Registries are a basic scientific tool. The usual work of setting one up takes years. Even then, the projects done from a registry usually involve a handful of investigators working on one or two projects at a time with a centralized corps of statisticians, ciprodex dosing he said. But as COVID-19 cases exploded across the country last year, “we had to do something different to shorten the time window from idea to discovery.”
De Lemos calls it “burst science,” a burst of speed or creativity from many players. “We democratized the process, which allowed us to basically put scientific discovery in many more hands.”
The need to work quickly and in entirely new ways was also part of the process for Dr. Monika Safford, chief of the Division of General Internal Medicine at Weill Cornell Medicine in New York City. The first U.S. coronavirus case was confirmed last Jan. 20, and by mid-February, “I recognized that we were going to be in deep trouble because we weren’t taking the public health measures that needed to be taken,” she said.
Chaos followed as virus cases spiked and doctors struggled with shortages of protective gear, hospital and intensive care beds, and even personnel; limits on testing; and a lack of information on treatment. Safford called it a “resource-scarce environment combined with knowledge scarcity. I couldn’t do anything about the resource scarcity. But I could do something about the knowledge scarcity.”
That something: build a registry, with the goal of answering doctors’ most burning clinical questions.
Getting even basic details from patients was a challenge, as gear shortages limited who could get close to patients. Technology came to the rescue, making it possible to link attending doctors with medical students, who weren’t allowed on-site but could review and collect data from medical charts. Graduate and undergraduate students at Cornell University’s campus in Ithaca, New York, and elsewhere crunched statistics.
The registry quickly provided crucial details that helped physicians predict who was most likely to need intensive care. Eventually, it gathered data on more than 4,000 patients. The team published last April in the New England Journal of Medicine what Safford said was the first front-line report on COVID-19 patients in the United States. Among other things, it suggested obesity made a patient more likely to need a ventilator.
“We got that published within just about six weeks of the first patient coming to our front door,” she said. “And that’s the kind of speed that we should be shooting for.”
Many COVID-19 registries are up and running. Some gather information on groups such as health care workers or college athletes; others focus on specific diseases. The one de Lemos co-leads, the American Heart Association’s COVID-19 Cardiovascular Disease Registry, focuses on cardiac issues. It launched last April and currently includes more than 32,000 patients from 110 sites.
The effort made use of a technology platform developed by the AHA that centralizes data, standardizes tools and allows multiple teams to collaborate through cloud computing.
Even before the pandemic, scientists had been exploring such tools.
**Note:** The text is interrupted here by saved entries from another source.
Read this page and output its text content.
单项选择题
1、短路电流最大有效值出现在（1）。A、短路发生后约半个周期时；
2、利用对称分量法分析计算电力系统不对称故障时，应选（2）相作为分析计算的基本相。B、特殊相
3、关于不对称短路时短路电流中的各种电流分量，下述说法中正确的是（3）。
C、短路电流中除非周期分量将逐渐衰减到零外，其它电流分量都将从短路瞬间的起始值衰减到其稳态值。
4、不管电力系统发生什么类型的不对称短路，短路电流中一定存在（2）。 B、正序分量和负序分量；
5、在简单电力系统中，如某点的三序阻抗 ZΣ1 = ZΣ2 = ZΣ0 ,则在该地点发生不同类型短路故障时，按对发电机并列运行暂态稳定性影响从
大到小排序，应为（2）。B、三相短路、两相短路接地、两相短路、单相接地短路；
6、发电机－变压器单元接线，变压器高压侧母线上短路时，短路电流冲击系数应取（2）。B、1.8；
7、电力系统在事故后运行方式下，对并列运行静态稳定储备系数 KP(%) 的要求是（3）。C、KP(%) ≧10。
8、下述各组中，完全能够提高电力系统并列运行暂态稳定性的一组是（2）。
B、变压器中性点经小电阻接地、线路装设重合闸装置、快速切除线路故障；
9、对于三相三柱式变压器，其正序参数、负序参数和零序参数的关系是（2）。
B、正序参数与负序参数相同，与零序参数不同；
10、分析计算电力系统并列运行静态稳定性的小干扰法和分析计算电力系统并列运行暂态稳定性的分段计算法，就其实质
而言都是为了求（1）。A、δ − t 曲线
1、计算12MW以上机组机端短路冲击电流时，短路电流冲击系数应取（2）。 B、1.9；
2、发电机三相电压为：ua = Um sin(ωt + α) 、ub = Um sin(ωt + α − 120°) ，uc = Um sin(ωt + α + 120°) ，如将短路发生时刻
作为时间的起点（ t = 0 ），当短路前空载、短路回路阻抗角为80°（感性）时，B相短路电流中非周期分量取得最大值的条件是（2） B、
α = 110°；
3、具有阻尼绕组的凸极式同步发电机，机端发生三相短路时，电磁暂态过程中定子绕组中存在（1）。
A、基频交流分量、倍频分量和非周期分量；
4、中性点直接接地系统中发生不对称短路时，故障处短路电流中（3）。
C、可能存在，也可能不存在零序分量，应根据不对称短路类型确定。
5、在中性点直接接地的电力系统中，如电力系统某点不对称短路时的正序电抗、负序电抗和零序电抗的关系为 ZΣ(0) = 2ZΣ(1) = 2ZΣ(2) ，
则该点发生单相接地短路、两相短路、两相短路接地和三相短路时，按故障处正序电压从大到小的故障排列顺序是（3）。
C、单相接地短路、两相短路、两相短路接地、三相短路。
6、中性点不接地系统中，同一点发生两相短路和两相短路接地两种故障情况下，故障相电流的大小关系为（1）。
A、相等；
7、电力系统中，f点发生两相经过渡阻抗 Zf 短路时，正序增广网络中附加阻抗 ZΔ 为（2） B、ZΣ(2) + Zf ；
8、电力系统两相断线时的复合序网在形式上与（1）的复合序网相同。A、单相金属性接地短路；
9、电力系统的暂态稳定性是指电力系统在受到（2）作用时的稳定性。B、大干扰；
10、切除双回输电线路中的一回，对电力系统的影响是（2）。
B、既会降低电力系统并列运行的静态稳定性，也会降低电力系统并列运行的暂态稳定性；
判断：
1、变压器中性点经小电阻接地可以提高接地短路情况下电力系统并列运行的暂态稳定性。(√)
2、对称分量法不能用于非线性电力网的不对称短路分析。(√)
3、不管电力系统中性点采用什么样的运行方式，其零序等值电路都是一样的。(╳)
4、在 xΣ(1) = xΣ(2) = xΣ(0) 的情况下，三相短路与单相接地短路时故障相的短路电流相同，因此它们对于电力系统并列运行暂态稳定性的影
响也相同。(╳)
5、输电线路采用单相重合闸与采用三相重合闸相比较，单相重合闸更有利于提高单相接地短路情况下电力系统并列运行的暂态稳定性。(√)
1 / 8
But the demand for information motivated everyone to make it work as quickly as possible, he said.
Preliminary research from the registry showed rates of heart attack, heart failure and stroke in COVID-19 patients were lower than expected, de Lemos said. But data published last November in the AHA journal Circulation pointed to a higher risk for obese patients, particularly in younger people. Other research highlighted how COVID-19 has disproportionately harmed Black and Hispanic communities.
De Lemos and Safford both say studies from their registries will lead to further insights on the disease. “There’s a lot more coming soon,” de Lemos said.
For him, building a registry has helped him and his colleagues practice ways of being creative, of “thinking on your feet, and recognizing that you have to be flexible and adaptable,” de Lemos said.